Java has a long history of feature evolution including features related to ADTs. If we are talking about Java 17, the current Long-Term-Support release, then the ADT support is similar to Scala 2 and Kotlin. First, one can use sealed classes and interfaces to create a closed type hierarchy. Second, records allow to declare ADT variants in a compact fashion, while also ensuring structural equality and convenient string representation with the generated equals/hashCode/toString.

Note: a Java record type with zero declared components (record EmptyMessage() {}) works very similarly to a data object type, but it does not define the associated singleton type instance, i.e., to create such instances one needs to use new EmptyMessage().

For convenience features which are not (yet) supported by Java, e.g., easy mutation of records via copying or “withers”, you can use a third-party code-generation tool like Lombok.

TypeScript

Being a language with a more advanced type system, ADT support in TypeScript looks a little bit different. To represent the ADT sum type one can use union types, with union members representing the ADT components. Additionally, you can use discriminated unions to make working with the ADT easier.

TypeScript has powerful runtime introspection abilities, and they allow you to support convenience features via libraries such as lodash (e.g., structural equality or copying), instead of having to implement them via code generation or as a language feature.

Alternatives

To solve the ADT inconsistency problem between data classes and objects, we could use one of the alternatives.

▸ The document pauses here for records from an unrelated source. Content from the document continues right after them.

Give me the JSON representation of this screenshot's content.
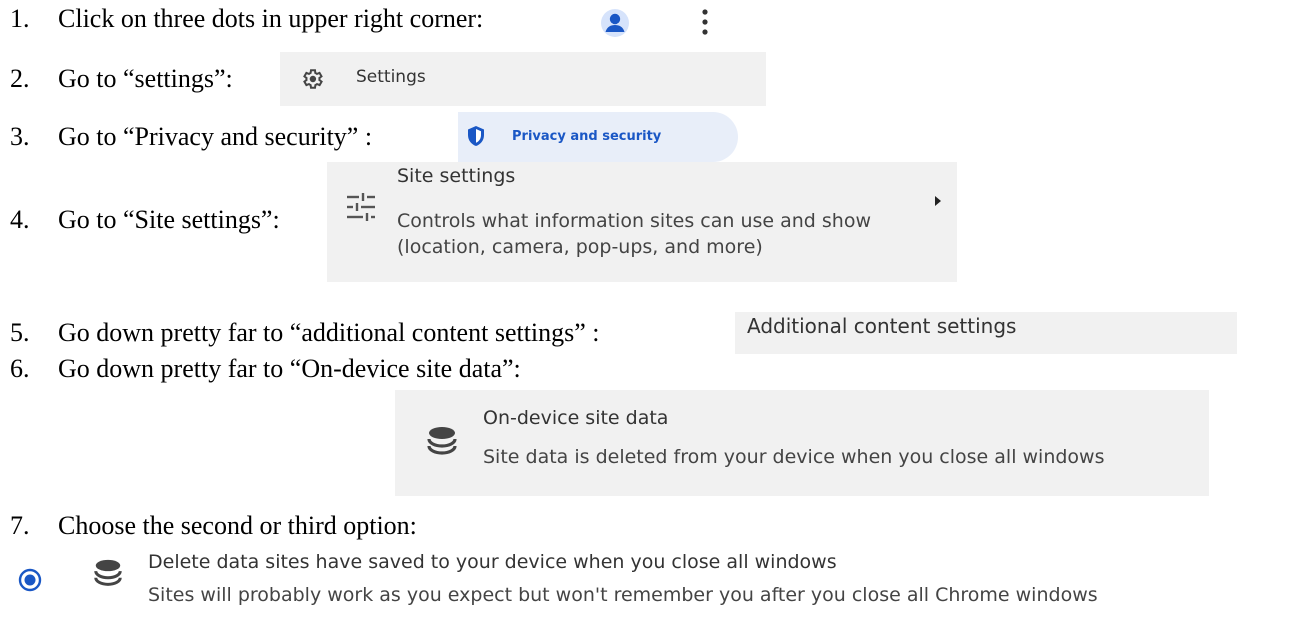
{
  "steps": [
    {
      "number": "1.",
      "text": "Click on three dots in upper right corner:"
    },
    {
      "number": "2.",
      "text": "Go to “settings”:"
    },
    {
      "number": "3.",
      "text": "Go to “Privacy and security” :"
    },
    {
      "number": "4.",
      "text": "Go to “Site settings”:"
    },
    {
      "number": "5.",
      "text": "Go down pretty far to “additional content settings” :"
    },
    {
      "number": "6.",
      "text": "Go down pretty far to “On-device site data”:"
    },
    {
      "number": "7.",
      "text": "Choose the second or third option:"
    }
  ],
  "step1": {
    "avatar_icon": "account-circle-icon",
    "menu_icon": "more-vert-icon"
  },
  "step2": {
    "icon": "gear-icon",
    "label": "Settings"
  },
  "step3": {
    "icon": "shield-icon",
    "label": "Privacy and security",
    "accent": "#1a57c5",
    "background": "#e8eef9"
  },
  "step4": {
    "icon": "tune-icon",
    "title": "Site settings",
    "description": "Controls what information sites can use and show (location, camera, pop-ups, and more)"
  },
  "step5": {
    "label": "Additional content settings"
  },
  "step6": {
    "icon": "database-icon",
    "title": "On-device site data",
    "description": "Site data is deleted from your device when you close all windows"
  },
  "step7": {
    "radio_icon": "radio-selected-icon",
    "icon": "database-icon",
    "option_title": "Delete data sites have saved to your device when you close all windows",
    "option_description": "Sites will probably work as you expect but won't remember you after you close all Chrome windows",
    "accent": "#1a57c5"
  }
}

  • Change the way some combination of equals / hashCode / toString work for regular objects, e.g., make the default toString implementation return the object name. Such changes would introduce a major breaking change to the language and would lead to “reverse” boilerplate of needing, for example, to override equals if your objects require reference identity.
  • Decouple the convenience features from data classes and make them available as separate feature(s) in Kotlin (somewhat similarly to what Swift and Rust have). Such change would require introducing other “prerequisite” features, e.g., a mirror of Rust’s derive, once again leading to significant breaking changes to the language.
  • Borrow a page from Java’s design of records and implement immutable value-like unit types as data classes with zero data properties (data class NoData). This is a fine solution in and of itself, but it has the same problem (as Java records have) of needing to create an instance explicitly or implement a boilerplate singleton pattern for such data classes. For a language which has a built-in support for such types (in the form of objects), this design seems inefficient. Additionally, this also complicated the migration path for existing ADT hierarchies (which are already using objects), whereas for a data object design it is much more streamlined.
  • Implement convenience features via build-time code generation / IDE support / compiler plugin / etc. While in some rare cases these tools are OK to use in Kotlin, e.g., when the added feature has a complex and/or intrusive implementation such as Jetpack Compose, in general, they are “not the Kotlin way” of adding language features.

IDE support

In scope of this feature, we also propose to add or extend the following IDE inspections.

  • Current inspection which suggests to add data modifier to a sealed subclass should also do this for objects.
  • New inspection which recommends to add data modifier to a serializable object.